TV View: Waiting 86 minutes for Ireland to turn up

We were expecting an absent Austria, but Ireland were very nearly not there at all

Republic of Ireland’s Wes Hoolahan and Austria’s Martin Hinteregger battle for the ball during Sunday’s World Cup Group D qualifier at the Aviva Stadium. Photograph: Brian Lawless/PA Wire

You can’t but be a little fearful in the build-up to these rather consequential encounters when so much is made of our opponents’ woes, in this case the number of players unavailable to Austrian gaffer Marcel Koller – so many of them we were left wondering if they’d be able to field a team at all.

Retirements, run-ins with glass tables and an assortment of strained body parts – the list was lengthy. “They’re even getting married to get out of this,” said Didi Hamman with quite a negative take on matrimony. It was true, though: back-up defender Andreas Ulmer, of course, opted to say ‘I do’ to his beloved last week rather than Koller when he was asked if he’d like to pop over to Dublin for the game, although you’d like to think his proposal wasn’t prompted by his call-up.

Darragh Maloney reminded us that our Kevin Long was skipping his brother’s wedding so that he could play – news, of course, that had Roy Keane comforting the player by telling him not to worry, that his brother might get married again some day.

Wedlock issue

That was the wedlock issue dealt with by the RTÉ team; it was time to move on to the Irish starting XI, the panel agreeing to a man that Martin O’Neill was severely divorced from good sense, it being far too Conservative when it needed a touch of the Corbyns about it.


And the absence of one person in particular had the nation muttering as one, “Ah Christ, Eamon will be off.”

He was too: nothing shivers his timbers more than a Wes-less Ireland, as we know, the inclusion of Glenn Whelan in the line-up adding to his exasperation. “His presence is inexplicable,” sighed Dunphy, “he does nothing, really.” If James McCarthy had been fit and selected, he would have eaten his microphone.

Just about the only thing that gave Eamon the will to carry on was the selection of the man from Bournemouth. “you can’t have enough Harry Arters in your team,” he said, kind of making him the Gary Breen of our time.

Despite their collective disappointment with the selection, the panel still reckoned Ireland would do enough against a team bereft of half its regulars.

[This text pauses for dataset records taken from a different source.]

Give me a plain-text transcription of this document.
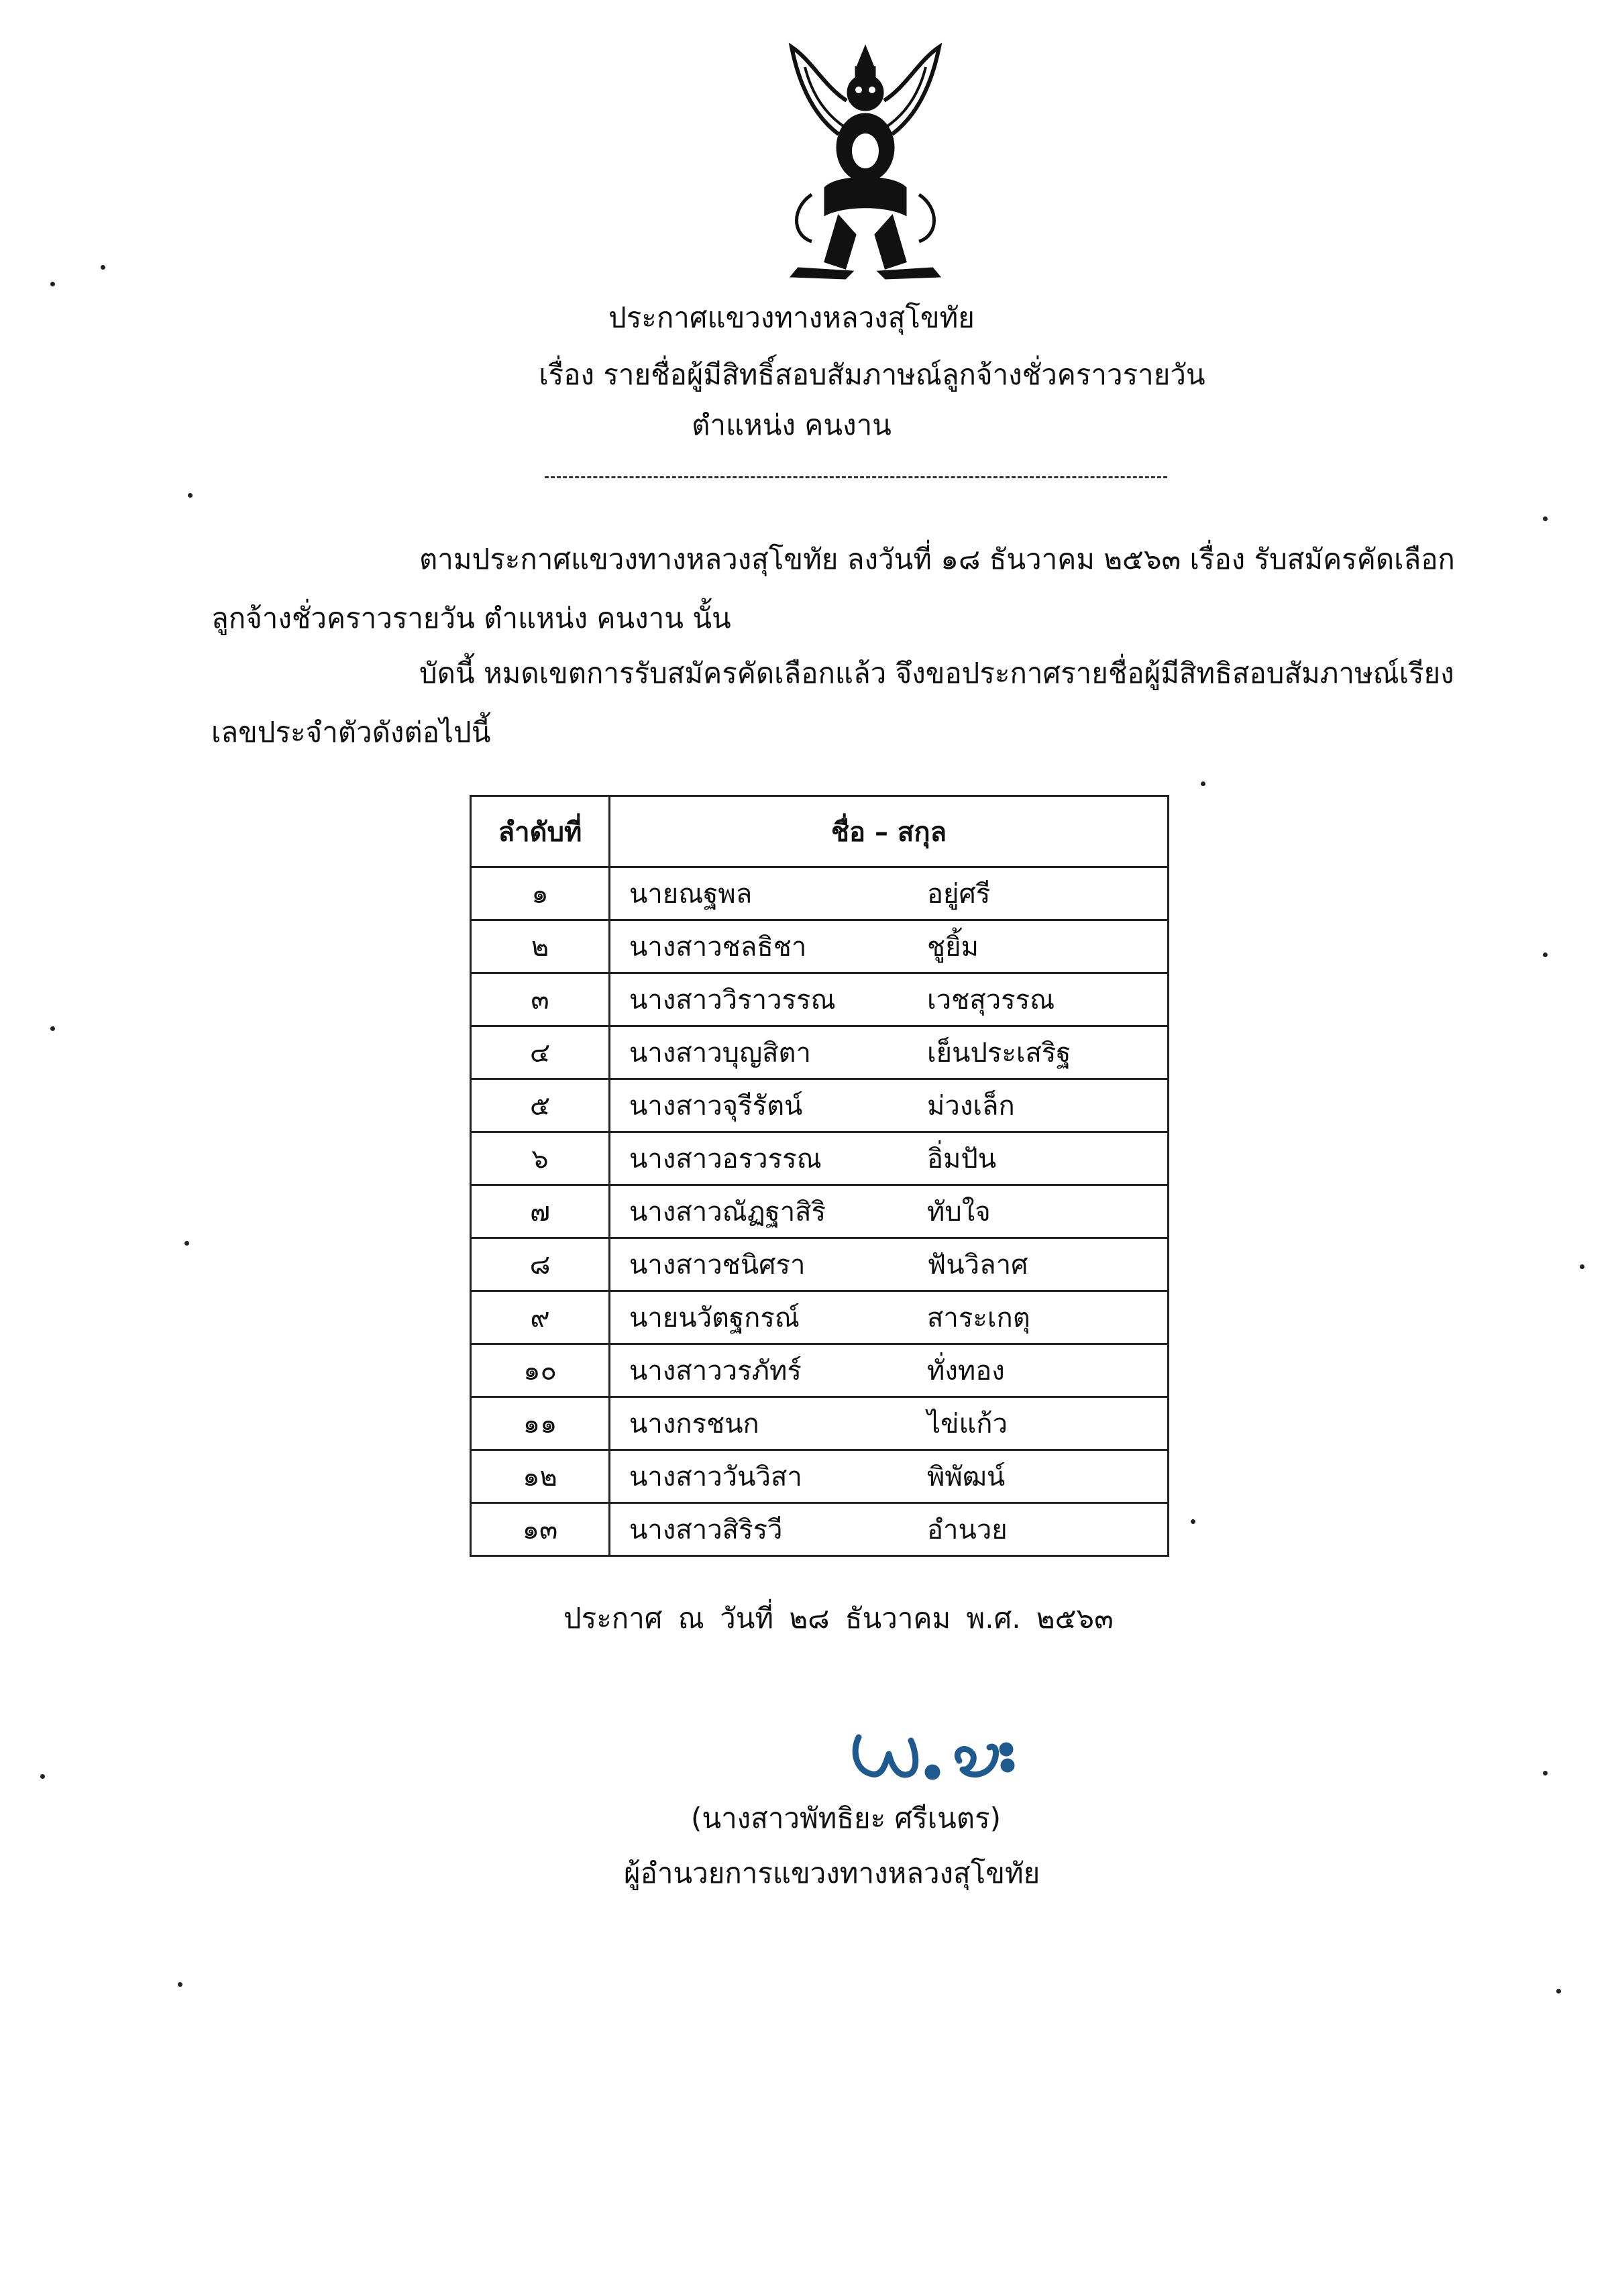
ประกาศแขวงทางหลวงสุโขทัย
เรื่อง รายชื่อผู้มีสิทธิ์สอบสัมภาษณ์ลูกจ้างชั่วคราวรายวัน
ตำแหน่ง คนงาน
ตามประกาศแขวงทางหลวงสุโขทัย ลงวันที่ ๑๘ ธันวาคม ๒๕๖๓ เรื่อง รับสมัครคัดเลือกลูกจ้างชั่วคราวรายวัน ตำแหน่ง คนงาน นั้น
บัดนี้ หมดเขตการรับสมัครคัดเลือกแล้ว จึงขอประกาศรายชื่อผู้มีสิทธิสอบสัมภาษณ์เรียงเลขประจำตัวดังต่อไปนี้
ลำดับที่	ชื่อ – สกุล	
๑	นายณฐพล	อยู่ศรี
๒	นางสาวชลธิชา	ชูยิ้ม
๓	นางสาววิราวรรณ	เวชสุวรรณ
๔	นางสาวบุญสิตา	เย็นประเสริฐ
๕	นางสาวจุรีรัตน์	ม่วงเล็ก
๖	นางสาวอรวรรณ	อิ่มปัน
๗	นางสาวณัฏฐาสิริ	ทับใจ
๘	นางสาวชนิศรา	ฟันวิลาศ
๙	นายนวัตฐกรณ์	สาระเกตุ
๑๐	นางสาววรภัทร์	ทั่งทอง
๑๑	นางกรชนก	ไข่แก้ว
๑๒	นางสาววันวิสา	พิพัฒน์
๑๓	นางสาวสิริรวี	อำนวย
ประกาศ ณ วันที่ ๒๘ ธันวาคม พ.ศ. ๒๕๖๓
(นางสาวพัทธิยะ ศรีเนตร)
ผู้อำนวยการแขวงทางหลวงสุโขทัย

And the national anthem being played by a pipe band would surely have lifted their spirits, and possibly ruled out the need to have their ear wax syringed.


Roy had asked the players to go to war with Austria and James McClean obliged by nigh-on dissecting the Junuzovic lad just before Robbie Brady saw to Hinteregger. “He felled him like he was taking down a tree,” as George Hamilton put it. But those were the highlights of the first half which featured Irish football of a kind that Pat Spillane might have described as “puke” if he’d crossed codes and joined our panel.

Anything else? Oh yes, Austria scored. And their goalkeeper was bored out of his brains with nothing to do. “He’s almost got a cigar out at the moment,” said Jim Beglin. “Not that I condone smoking,” he quickly added, lest ASH write a strongly worded letter to the papers.

Half-time. The panel. The mood. Guess?

Dunphy: “This team wasn’t broken, so there was no need to fix it.”

Darragh: “What fixes it?”

(The Nation: “Ah gawd Darragh, do you have to ask? BRING HOOLAHAN ON!”)

Dunphy: “Bring Hoolahan on.”

Second half. Why do we get so mad when the team is comprised of West Ham, Derby, Brighton, Burnley (x4), Stoke (x2), West Brom and Bournemouth players, six of them spending a chunk of their time sitting on their club benches last season? Like, look at that, a useless hoof from Brady towards Walters, not a hope . . . wait . . . ya boy ya!

Nearly assured

A late, late Austrian winner was very nearly assured when George hollered that “there’s time enough for another one”, but instead it was Shane Duffy who scored, only to have it cruelly ruled out simply because he strong-armed Lainer into the back of the net along with the ball. John Delaney could be asking for a 33rd spot in Russia yet.

“I know in this day and age the slightest wee thing you say about a referee you get fined,” McClean said to Tony O’Donoghue at full-time. Keeping his whist, then. Hold it. “But . . . youse watched the game . . . they had a 12th man today.”

Which is 12 more than we thought Austria might have with that withdrawal list. As it proved, it was Ireland who failed to turn up. Well, until the 86th minute.